『このミステリーがすごい!』大賞

『このミステリーがすごい!』大賞」は、2002年に宝島社、NEC、メモリーテックの3社が創設した文学賞。略称は「このミス」。

『このミステリーがすごい!』大賞が創設された背景には新しい才能と次世代の作家を発掘したいという目的があります。
自分のミステリー作品、エンターテインメント作品の分野に関して、プロの編集者や書評家の意見を聞きたいと考える人や、作品についてアドバイスを聞きたいという作家を読者や編集者、書評と結びつけるのが「このミス」の目的でもあります。

対象はミステリー小説作品ですが、エンターテインメントという大きな意味を包含している。
1次選考を通過した作品に対しては、インターネット上に冒頭部分が書評家の推薦コメントとともにアップされ、プロの意見を問うことができます。

また、「このミス」大賞受賞作品以外にも、宝島社の編集社がぜひ作品にしたいという原稿がある場合には『隠し玉』と呼ばれる宝島社編集部の賞が贈られることがあります。
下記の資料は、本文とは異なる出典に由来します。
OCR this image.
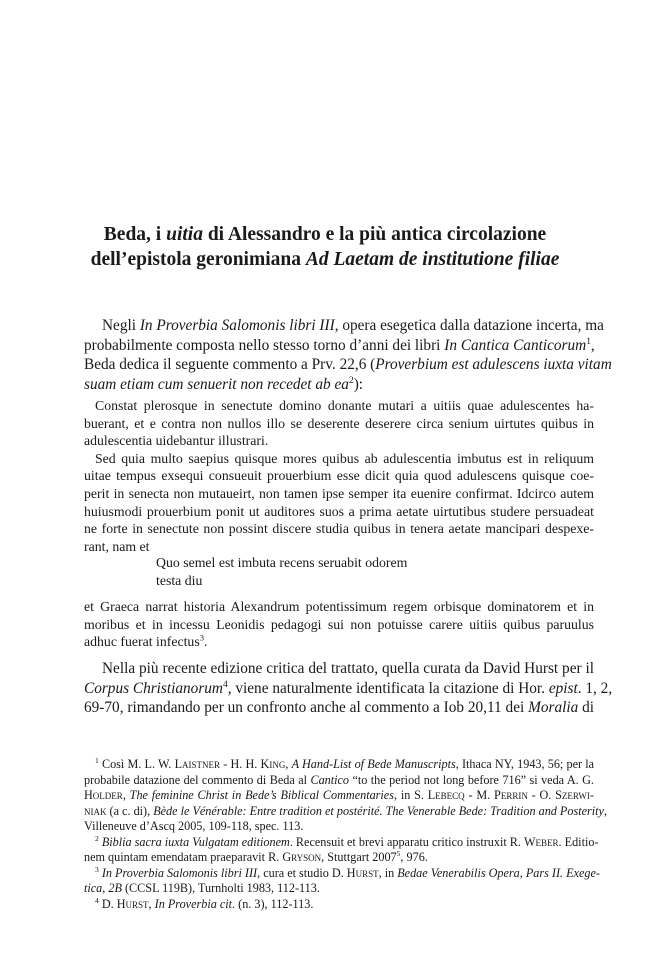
Beda, i uitia di Alessandro e la più antica circolazione
dell’epistola geronimiana Ad Laetam de institutione filiae

Negli In Proverbia Salomonis libri III, opera esegetica dalla datazione incerta, ma
probabilmente composta nello stesso torno d’anni dei libri In Cantica Canticorum$^1$,
Beda dedica il seguente commento a Prv. 22,6 (Proverbium est adulescens iuxta vitam
suam etiam cum senuerit non recedet ab $ea^2$):

Constat plerosque in senectute domino donante mutari a uitiis quae adulescentes ha-
buerant, et e contra non nullos illo se deserente deserere circa senium uirtutes quibus in
adulescentia uidebantur illustrari.
Sed quia multo saepius quisque mores quibus ab adulescentia imbutus est in reliquum
uitae tempus exsequi consueuit prouerbium esse dicit quia quod adulescens quisque coe-
perit in senecta non mutaueirt, non tamen ipse semper ita euenire confirmat. Idcirco autem
huiusmodi prouerbium ponit ut auditores suos a prima aetate uirtutibus studere persuadeat
ne forte in senectute non possint discere studia quibus in tenera aetate mancipari despexe-
rant, nam et
Quo semel est imbuta recens seruabit odorem
testa diu
et Graeca narrat historia Alexandrum potentissimum regem orbisque dominatorem et in
moribus et in incessu Leonidis pedagogi sui non potuisse carere uitiis quibus paruulus
adhuc fuerat infectus$^3$.

Nella più recente edizione critica del trattato, quella curata da David Hurst per il
Corpus Christianorum$^4$, viene naturalmente identificata la citazione di Hor. epist. 1, 2,
69-70, rimandando per un confronto anche al commento a Iob 20,11 dei Moralia di

$^1$ Così M. L. W. Laistner - H. H. King, A Hand-List of Bede Manuscripts, Ithaca NY, 1943, 56; per la
probabile datazione del commento di Beda al Cantico “to the period not long before 716” si veda A. G.
Holder, The feminine Christ in Bede’s Biblical Commentaries, in S. Lebecq - M. Perrin - O. Szerwi-
niak (a c. di), Bède le Vénérable: Entre tradition et postérité. The Venerable Bede: Tradition and Posterity,
Villeneuve d’Ascq 2005, 109-118, spec. 113.
$^2$ Biblia sacra iuxta Vulgatam editionem. Recensuit et brevi apparatu critico instruxit R. Weber. Editio-
nem quintam emendatam praeparavit R. Gryson, Stuttgart 2007$^5$, 976.
$^3$ In Proverbia Salomonis libri III, cura et studio D. Hurst, in Bedae Venerabilis Opera, Pars II. Exege-
tica, 2B (CCSL 119B), Turnholti 1983, 112-113.
$^4$ D. Hurst, In Proverbia cit. (n. 3), 112-113.
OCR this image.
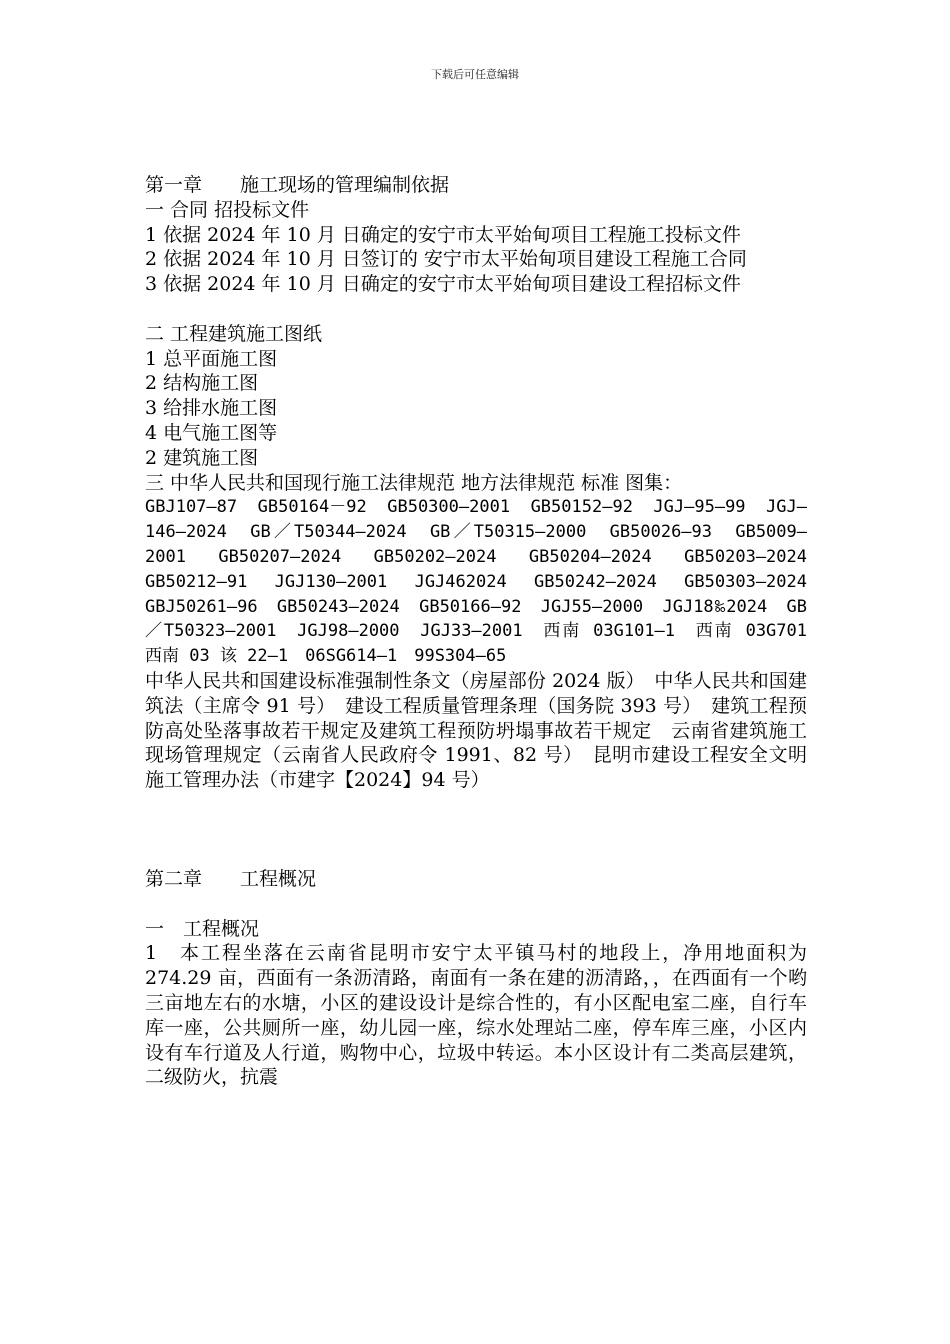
下载后可任意编辑

第一章　　施工现场的管理编制依据

一 合同 招投标文件

1 依据 2024 年 10 月 日确定的安宁市太平始甸项目工程施工投标文件

2 依据 2024 年 10 月 日签订的 安宁市太平始甸项目建设工程施工合同

3 依据 2024 年 10 月 日确定的安宁市太平始甸项目建设工程招标文件

二 工程建筑施工图纸

1 总平面施工图

2 结构施工图

3 给排水施工图

4 电气施工图等

2 建筑施工图

三 中华人民共和国现行施工法律规范 地方法律规范 标准 图集：

GBJ107—87　GB50164－92　GB50300—2001　GB50152—92　JGJ—95—99　JGJ—146—2024　GB／T50344—2024　GB／T50315—2000　GB50026—93　GB5009—2001　GB50207—2024　GB50202—2024　GB50204—2024　GB50203—2024　GB50212—91　JGJ130—2001　JGJ462024　GB50242—2024　GB50303—2024　GBJ50261—96　GB50243—2024　GB50166—92　JGJ55—2000　JGJ18‰2024　GB／T50323—2001　JGJ98—2000　JGJ33—2001　西南 03G101—1　西南 03G701　西南 03 该 22—1　06SG614—1　99S304—65

中华人民共和国建设标准强制性条文（房屋部份 2024 版）　中华人民共和国建筑法（主席令 91 号）　建设工程质量管理条理（国务院 393 号）　建筑工程预防高处坠落事故若干规定及建筑工程预防坍塌事故若干规定　云南省建筑施工现场管理规定（云南省人民政府令 1991、82 号）　昆明市建设工程安全文明施工管理办法（市建字【2024】94 号）

第二章　　工程概况

一　工程概况

1　本工程坐落在云南省昆明市安宁太平镇马村的地段上，净用地面积为 274.29 亩，西面有一条沥清路，南面有一条在建的沥清路，，在西面有一个哟三亩地左右的水塘，小区的建设设计是综合性的，有小区配电室二座，自行车库一座，公共厕所一座，幼儿园一座，综水处理站二座，停车库三座，小区内设有车行道及人行道，购物中心，垃圾中转运。本小区设计有二类高层建筑，二级防火，抗震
『このミス』大賞受賞作品には賞金1200万円、優秀賞には200万円が贈呈され、宝島社から作品が出版されます。
大賞作品は翌年の1月、優秀賞は翌年の2月〜5月ごろに出版されます。

【過去の受賞作品】

  • 第1回『四日間の奇蹟』浅倉卓弥
  • 第2回『パーフェクト・プラン』柳原慧
  • 第3回『果てしなき渇き』深町秋生、『サウスポー・キラー』水原秀策
  • 第4回『チーム・バチスタの栄光』海堂尊
  • 第5回『ブレイクスルー・トライアル』伊園旬
  • 第6回『禁断のパンダ』拓未司
  • 第7回『臨床真理』柚月裕子、『屋上ミサイル』山下貴光
  • 第8回『トギオ』太朗想史郎、『さよならドビュッシー』中山七里
  • 第9回『完全なる首長竜の日』乾緑郎
  • 第10回『弁護士探偵物語 天使の分け前』法坂一広
  • 第11回『生存者ゼロ』安生正

大賞受賞作のうち、『四日間の奇蹟』(浅倉卓弥)と『チーム・バチスタの栄光』(海堂尊)はいずれもミリオンセラーとなり映画化されています。